In projects where there is a risk of an unexpected future reversal of achieved reductions, a project developer must hold conservative levels of insurance or reserves of emission reductions, or provide some other guarantee to replace any unexpected reversals. Please submit a monitoring plan that helps provide a high degree of confidence that the risk of unexpected future reversals is reasonably low and describes how potential reversals will be monitored, measured and/or estimated in the event they occur. For agriculture, forestry, and other land use projects (terrestrial sequestration), activities to prevent and mitigate the reversal of achieved emission reductions should be described. For geologic sequestration projects, please provide an evaluation (e.g., geophysical, geomechanical, geochemical and hydrogeologic considerations) of the capacity and integrity of the geologic confinement system and expert opinion (e.g., geologic, geophysical, or petroleum geology expert opinion) that a specified percentage of the amount injected can reasonably be expected to remain out of the atmosphere.

5. The emission reduction project's start date and timeframe must be clearly defined.

The start date of the offset project must be provided (month/year), as well as detailed information about the timeframe in which the emission reductions were or are expected to be achieved. Also, a brief description of key dates from the project's development history should be included (e.g., initial/phased construction dates, extended start-up periods, ownership changes, etc.). A preference will be given to projects that have already begun commercial operations, and those that are expected to start operations in 2008. However, we are also interested in learning about projects where emission reductions are expected to be achieved in the near future, i.e. in the next 2-3 years.

6. An offset provider must demonstrate clear ownership of the claimed emission reductions.

The provider must demonstrate unique and exclusive proof that clear title to and ownership of the emission reductions has been demonstrated and transferred with the offset. Documentation of and attestation to undisputed title to all emission reductions claimed by the carbon offset project should be provided.
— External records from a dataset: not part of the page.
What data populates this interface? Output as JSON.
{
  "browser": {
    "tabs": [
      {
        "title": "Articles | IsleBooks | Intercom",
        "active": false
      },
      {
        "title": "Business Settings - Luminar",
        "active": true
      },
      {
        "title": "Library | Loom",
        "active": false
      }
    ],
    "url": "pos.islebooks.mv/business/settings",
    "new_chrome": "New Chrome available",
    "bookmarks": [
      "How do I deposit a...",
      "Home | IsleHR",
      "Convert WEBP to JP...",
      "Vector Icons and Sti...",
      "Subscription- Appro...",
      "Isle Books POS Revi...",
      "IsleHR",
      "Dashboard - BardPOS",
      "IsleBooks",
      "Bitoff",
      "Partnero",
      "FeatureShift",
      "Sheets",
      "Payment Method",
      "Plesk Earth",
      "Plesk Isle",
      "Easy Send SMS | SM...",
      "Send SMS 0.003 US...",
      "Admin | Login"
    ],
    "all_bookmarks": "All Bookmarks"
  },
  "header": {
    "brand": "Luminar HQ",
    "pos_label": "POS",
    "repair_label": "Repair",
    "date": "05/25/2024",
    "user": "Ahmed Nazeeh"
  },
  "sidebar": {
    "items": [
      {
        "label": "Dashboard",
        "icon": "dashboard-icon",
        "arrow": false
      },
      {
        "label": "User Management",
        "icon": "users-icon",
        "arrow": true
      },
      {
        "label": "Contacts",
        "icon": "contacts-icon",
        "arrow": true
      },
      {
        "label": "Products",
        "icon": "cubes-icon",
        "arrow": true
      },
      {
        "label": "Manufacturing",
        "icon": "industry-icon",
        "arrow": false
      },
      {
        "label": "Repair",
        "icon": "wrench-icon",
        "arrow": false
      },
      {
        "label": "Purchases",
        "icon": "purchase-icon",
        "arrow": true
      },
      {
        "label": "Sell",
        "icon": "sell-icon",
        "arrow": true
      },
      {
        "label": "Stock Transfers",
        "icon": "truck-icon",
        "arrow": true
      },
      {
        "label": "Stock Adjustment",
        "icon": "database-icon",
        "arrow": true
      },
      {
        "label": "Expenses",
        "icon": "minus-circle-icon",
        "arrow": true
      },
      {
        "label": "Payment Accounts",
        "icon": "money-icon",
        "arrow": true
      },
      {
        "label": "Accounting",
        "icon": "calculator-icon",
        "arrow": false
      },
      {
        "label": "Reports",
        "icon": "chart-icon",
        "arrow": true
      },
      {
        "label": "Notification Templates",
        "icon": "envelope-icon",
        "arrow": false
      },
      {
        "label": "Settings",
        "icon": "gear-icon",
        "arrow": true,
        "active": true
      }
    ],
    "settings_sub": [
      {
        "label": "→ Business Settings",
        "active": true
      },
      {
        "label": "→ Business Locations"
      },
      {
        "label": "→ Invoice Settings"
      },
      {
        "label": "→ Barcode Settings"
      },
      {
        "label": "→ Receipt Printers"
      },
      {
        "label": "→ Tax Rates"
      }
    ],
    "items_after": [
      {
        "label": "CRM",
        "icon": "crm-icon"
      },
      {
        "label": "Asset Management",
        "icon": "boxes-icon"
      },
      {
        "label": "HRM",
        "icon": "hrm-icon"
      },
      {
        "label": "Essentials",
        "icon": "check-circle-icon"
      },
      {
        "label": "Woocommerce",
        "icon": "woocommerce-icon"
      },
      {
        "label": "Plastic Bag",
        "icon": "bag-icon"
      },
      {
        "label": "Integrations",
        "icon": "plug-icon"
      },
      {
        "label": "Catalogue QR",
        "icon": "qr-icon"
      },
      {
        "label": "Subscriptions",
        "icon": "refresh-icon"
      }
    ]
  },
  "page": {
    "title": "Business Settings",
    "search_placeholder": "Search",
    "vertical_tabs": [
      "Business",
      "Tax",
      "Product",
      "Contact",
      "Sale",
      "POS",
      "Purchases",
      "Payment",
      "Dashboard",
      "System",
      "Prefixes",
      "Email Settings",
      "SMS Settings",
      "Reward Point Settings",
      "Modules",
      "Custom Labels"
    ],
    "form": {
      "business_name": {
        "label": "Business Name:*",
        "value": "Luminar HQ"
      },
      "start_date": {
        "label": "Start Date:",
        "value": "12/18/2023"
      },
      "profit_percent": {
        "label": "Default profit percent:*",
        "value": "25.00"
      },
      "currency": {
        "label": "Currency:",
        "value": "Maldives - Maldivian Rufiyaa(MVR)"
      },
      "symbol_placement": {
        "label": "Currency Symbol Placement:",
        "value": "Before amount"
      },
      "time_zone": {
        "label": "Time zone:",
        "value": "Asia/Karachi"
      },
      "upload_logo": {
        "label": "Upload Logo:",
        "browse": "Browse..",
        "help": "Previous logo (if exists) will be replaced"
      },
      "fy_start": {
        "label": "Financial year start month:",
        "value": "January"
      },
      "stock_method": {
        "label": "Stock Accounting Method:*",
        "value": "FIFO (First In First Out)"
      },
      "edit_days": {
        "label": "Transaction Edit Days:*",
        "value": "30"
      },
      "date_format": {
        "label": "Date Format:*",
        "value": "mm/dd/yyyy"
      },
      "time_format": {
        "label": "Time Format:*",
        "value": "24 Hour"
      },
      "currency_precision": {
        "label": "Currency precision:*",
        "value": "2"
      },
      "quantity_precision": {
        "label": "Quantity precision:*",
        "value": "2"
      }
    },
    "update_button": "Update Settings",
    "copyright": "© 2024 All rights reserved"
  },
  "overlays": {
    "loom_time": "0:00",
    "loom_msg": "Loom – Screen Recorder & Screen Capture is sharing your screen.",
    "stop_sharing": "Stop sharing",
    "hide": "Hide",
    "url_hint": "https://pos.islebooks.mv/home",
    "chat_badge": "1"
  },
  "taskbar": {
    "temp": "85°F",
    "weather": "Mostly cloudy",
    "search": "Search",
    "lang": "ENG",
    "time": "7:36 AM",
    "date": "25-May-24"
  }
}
Excerpts from title/rights agreements, contracts, leases, and other ownership documentation for gases, emissions, emission reductions or attributes, emission reduction values, etc. are acceptable examples. In the absence of such a clear ownership position, the project proponent must provide demonstrable assurance and documentation of their clear and defensible rights to ownership, and their ability to successfully withstand any potential competing claim to ownership of the emission reductions.
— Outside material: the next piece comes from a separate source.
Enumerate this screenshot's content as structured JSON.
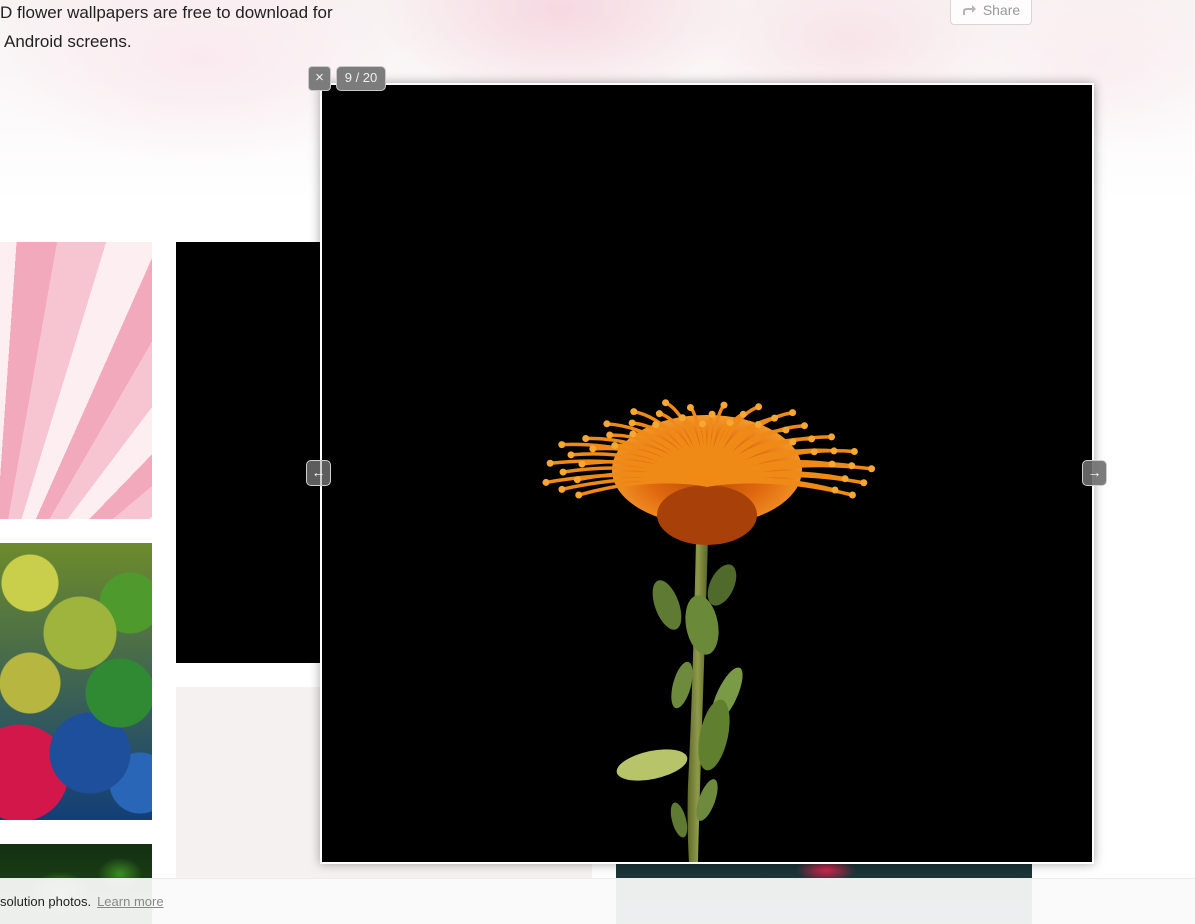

7. Emission reductions must be serialized and tracked to assure that offsets are not double counted or resold after retirement.

Emission reductions must be serialized and tracked, preferably on a registry system, to prevent individual emission reductions from being sold multiple times (double counted) or resold after retirement. Please provide a detailed description of the serialization and tracking system in use by the offset provider, and identify any applicable registry that currently houses the emission reductions.

8. All claims should be independently verified and verifiable.

All emission reduction claims should be verified against credibility criteria comparable to those set forth in this attachment by a third party verifier with no financial or pecuniary interest in the project. The methods and assumptions used to develop, calculate, and verify the emission reductions should be sufficiently transparent that they are independently verifiable to another interested party. The project developer and provider must also agree to participate in ongoing quality assurance/quality control assessment by EDF and/or its designee. Copies of all verification reports and supporting documentation/materials (e.g., project protocols or design documents) must be provided.

9. The emission reductions should be generated in ways that produce net positive environmental and community impacts.

The project developer should assess the direct and indirect non-climate-related environmental and community impacts of its project activities and demonstrate that the net effect of the impacts is positive.